Sonhar pode ser uma armadilha perigosa. Quando a vida parece girar eternamente e ciclos se iniciam e concluem sem que notemos, torna-se essencial adotar mudanças significativas em nossa trajetória aqui na Terra. Walter Mitty, protagonista da comédia de fantasia dirigida por Ben Stiller, atinge um momento em que a linha entre a dura realidade e as fantasias de sua mente fica turva, talvez refletindo os dias de esplendor que nunca pôde viver de fato. Walter personifica a loucura benigna, pois, afinal, a insanidade tem suas duas faces — perdendo-se e reencontrando-se num ciclo de desejos suprimidos, seu tormento e redenção.
No filme “A Vida Secreta de Walter Mitty”, Stiller integra elementos de comédia que provavelmente teve de reprimir em vários de seus inúmeros papéis anteriores, alguns marcantes, outros menos. Como ator, ele participou em quase uma centena e meia de produções, incluindo filmes, séries e participações especiais. Aqui, como em outras vinte produções em que também dirigiu, ele expõe sua interpretação de personagens centrais, especialmente cativantes pelas idiossincrasias que o público gradualmente descobre.
Walter desembolsa quase três mil dólares para custear a estadia de sua mãe em uma casa de repouso, para pagar uma assinatura em um site de encontros românticos que nunca se realizam e o aluguel de um espaço para um piano enigmático, que ele envia para o asilo. Independente de quanto ele ganhe — e ele precisará de toda a reserva financeira que puder acumular — é pouco, mas ele não é um homem de grandes extravagâncias. Inspirado livremente no conto de James Thurber (1894-1961), publicado em 1939 e levado às telas pela primeira vez em “O Homem de 8 Vidas” (1947), dirigido por Norman Z. McLeod (1898-1964), o Walter de Stiller é um arquivista de negativos na revista “Life”, cuja primeira edição data de 1883 e que sucumbiu à era da tecnologia e à rapidez dos dispositivos móveis online, encerrando suas atividades no ano 2000.
Enquanto evita ser atingido pelo tsunami de demissões, ele se dirige à estação de trem para voltar para casa, reclama com o atendente sobre um problema em seu perfil no site de encontros e salva uma bela mulher e seu cachorro amputado de uma explosão nuclear num prédio de tijolos expostos ali perto. Esta última cena, evidentemente, ocorre apenas no labirinto de sua mente criativa, mas a mulher realmente existe, e está muito mais próxima do que ele imagina, embora o roteiro de Steve Conrad brinque constantemente com a audiência sobre a realidade dos eventos.
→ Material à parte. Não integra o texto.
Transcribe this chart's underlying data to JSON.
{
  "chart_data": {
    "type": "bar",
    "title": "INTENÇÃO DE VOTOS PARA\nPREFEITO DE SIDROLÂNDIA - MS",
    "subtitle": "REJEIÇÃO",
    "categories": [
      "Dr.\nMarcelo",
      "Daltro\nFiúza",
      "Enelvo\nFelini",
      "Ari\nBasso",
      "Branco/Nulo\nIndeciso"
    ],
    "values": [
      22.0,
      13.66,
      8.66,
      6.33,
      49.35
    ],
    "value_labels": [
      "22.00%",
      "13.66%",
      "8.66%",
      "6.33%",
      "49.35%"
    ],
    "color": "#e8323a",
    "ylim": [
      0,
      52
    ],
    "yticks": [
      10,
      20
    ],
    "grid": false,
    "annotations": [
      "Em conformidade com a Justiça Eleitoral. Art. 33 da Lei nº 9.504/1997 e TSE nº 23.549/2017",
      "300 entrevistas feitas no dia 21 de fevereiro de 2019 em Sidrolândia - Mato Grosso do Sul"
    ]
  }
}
Cheryl Melhoff, a personagem interpretada com charme e coragem por Kristen Wiig, começa a se aproximar dele, inicialmente com reservas, e esse encontro poderia ser o clímax da história que ele construiu sobre uma montanha de fotografias em preto e branco, repentinamente manchadas de vermelho quando alguém abre sem querer a porta do laboratório fotográfico. Por fim, o souvenir que Sean O’Connell, o fotógrafo ao estilo de Hemingway interpretado por Sean Penn, deixa para ele, também pode ser apenas uma ilusão óptica — assim como a homenagem que a revista faz na capa do último número.
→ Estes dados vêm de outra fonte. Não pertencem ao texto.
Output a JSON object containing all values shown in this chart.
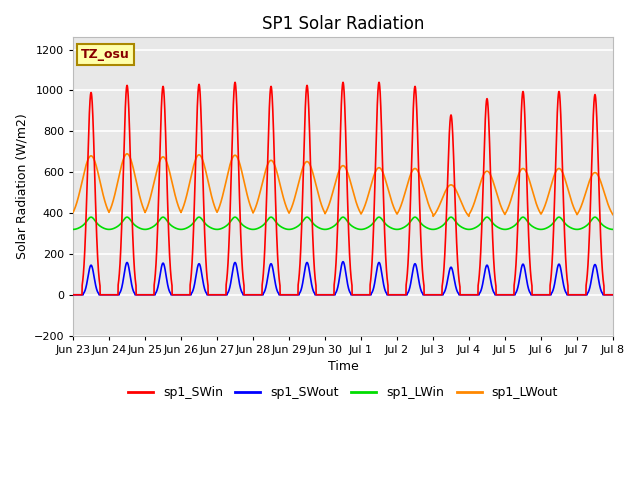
{
  "title": "SP1 Solar Radiation",
  "ylabel": "Solar Radiation (W/m2)",
  "xlabel": "Time",
  "ylim": [
    -200,
    1260
  ],
  "yticks": [
    -200,
    0,
    200,
    400,
    600,
    800,
    1000,
    1200
  ],
  "background_color": "#ffffff",
  "plot_bg_color": "#e8e8e8",
  "grid_color": "#ffffff",
  "tz_label": "TZ_osu",
  "colors": {
    "sp1_SWin": "#ff0000",
    "sp1_SWout": "#0000ff",
    "sp1_LWin": "#00dd00",
    "sp1_LWout": "#ff8800"
  },
  "n_days": 15,
  "tick_labels": [
    "Jun 23",
    "Jun 24",
    "Jun 25",
    "Jun 26",
    "Jun 27",
    "Jun 28",
    "Jun 29",
    "Jun 30",
    "Jul 1",
    "Jul 2",
    "Jul 3",
    "Jul 4",
    "Jul 5",
    "Jul 6",
    "Jul 7",
    "Jul 8"
  ],
  "SWin_peaks": [
    990,
    1025,
    1020,
    1030,
    1040,
    1020,
    1025,
    1040,
    1040,
    1020,
    880,
    960,
    995,
    995,
    980
  ],
  "SWout_peaks": [
    145,
    158,
    155,
    152,
    158,
    152,
    158,
    162,
    158,
    152,
    135,
    145,
    150,
    150,
    148
  ],
  "LWin_base": 350,
  "LWin_night": 320,
  "LWout_base": 390,
  "LWout_peaks": [
    680,
    690,
    675,
    685,
    683,
    658,
    652,
    632,
    622,
    618,
    538,
    605,
    618,
    618,
    598
  ]
}
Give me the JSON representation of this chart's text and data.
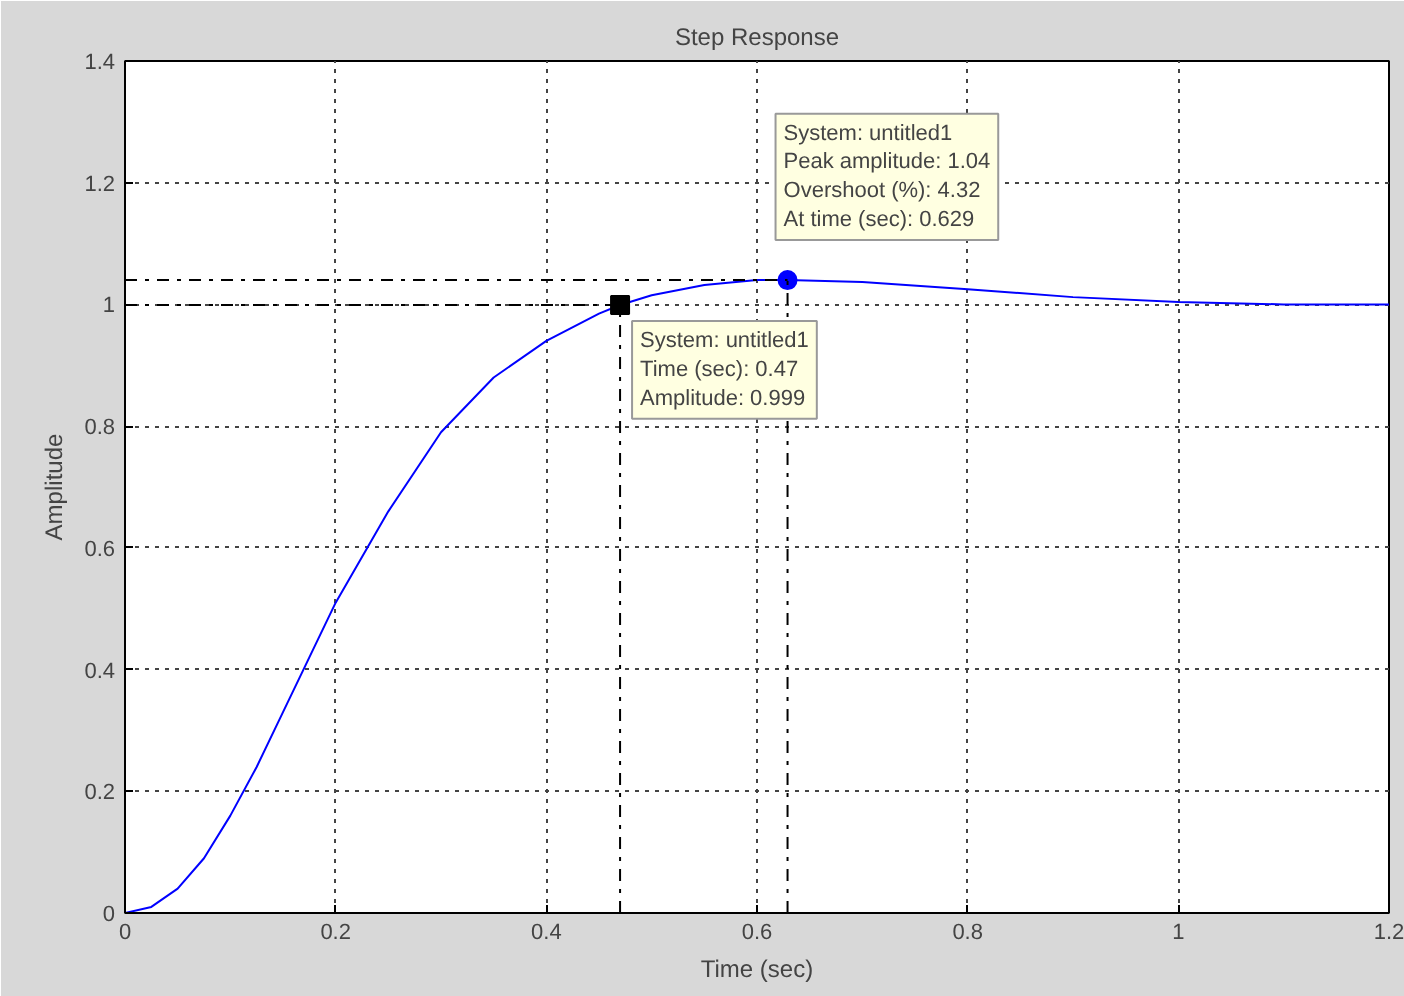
{
  "chart_data": {
    "type": "line",
    "title": "Step Response",
    "xlabel": "Time (sec)",
    "ylabel": "Amplitude",
    "x": [
      0,
      0.025,
      0.05,
      0.075,
      0.1,
      0.125,
      0.15,
      0.175,
      0.2,
      0.25,
      0.3,
      0.35,
      0.4,
      0.45,
      0.47,
      0.5,
      0.55,
      0.6,
      0.629,
      0.7,
      0.8,
      0.9,
      1.0,
      1.1,
      1.2
    ],
    "series": [
      {
        "color": "#0000ff",
        "values": [
          0,
          0.01,
          0.04,
          0.09,
          0.16,
          0.24,
          0.33,
          0.42,
          0.51,
          0.66,
          0.79,
          0.88,
          0.94,
          0.985,
          0.999,
          1.015,
          1.032,
          1.04,
          1.04,
          1.037,
          1.025,
          1.012,
          1.004,
          1.0,
          1.0
        ]
      },
      {
        "type": "scatter",
        "marker": "square",
        "color": "#000000",
        "x": [
          0.47
        ],
        "values": [
          0.999
        ]
      },
      {
        "type": "scatter",
        "marker": "circle",
        "color": "#0000ff",
        "x": [
          0.629
        ],
        "values": [
          1.04
        ]
      }
    ],
    "annotations": [
      {
        "text": "System: untitled1\nTime (sec): 0.47\nAmplitude: 0.999",
        "x": 0.47,
        "y": 0.999
      },
      {
        "text": "System: untitled1\nPeak amplitude: 1.04\nOvershoot (%): 4.32\nAt time (sec): 0.629",
        "x": 0.629,
        "y": 1.04
      }
    ],
    "xlim": [
      0,
      1.2
    ],
    "ylim": [
      0,
      1.4
    ],
    "xticks": [
      0,
      0.2,
      0.4,
      0.6,
      0.8,
      1,
      1.2
    ],
    "yticks": [
      0,
      0.2,
      0.4,
      0.6,
      0.8,
      1,
      1.2,
      1.4
    ],
    "ref_lines": [
      {
        "axis": "x",
        "value": 0.47
      },
      {
        "axis": "y",
        "value": 0.999
      },
      {
        "axis": "x",
        "value": 0.629
      },
      {
        "axis": "y",
        "value": 1.04
      }
    ],
    "grid": true,
    "line_style": "solid"
  }
}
“A Vida Secreta de Walter Mitty” se destaca como um dos filmes mais misteriosos, apesar do título sugerir o contrário. O espectador sente pena, desconforto, horror pela condição do herói, com uma atuação irregular de Stiller que se revela magnífica afinal, precisamente porque qualquer pessoa racional reconheceria o Walter Mitty que habita dentro de si. Um uso excessivo de efeitos especiais às vezes distorce o verdadeiro significado da narrativa, mas o elenco, incluindo uma tocante participação de Shirley MacLaine como Edna, a mãe senil do protagonista, evita o desastre. Walter Mitty representa um mundo em constante transformação, embora seu destino e propósito permaneçam incertos. Este filme já é um clássico, e os clássicos, como é sabido, sempre permanecem relevantes.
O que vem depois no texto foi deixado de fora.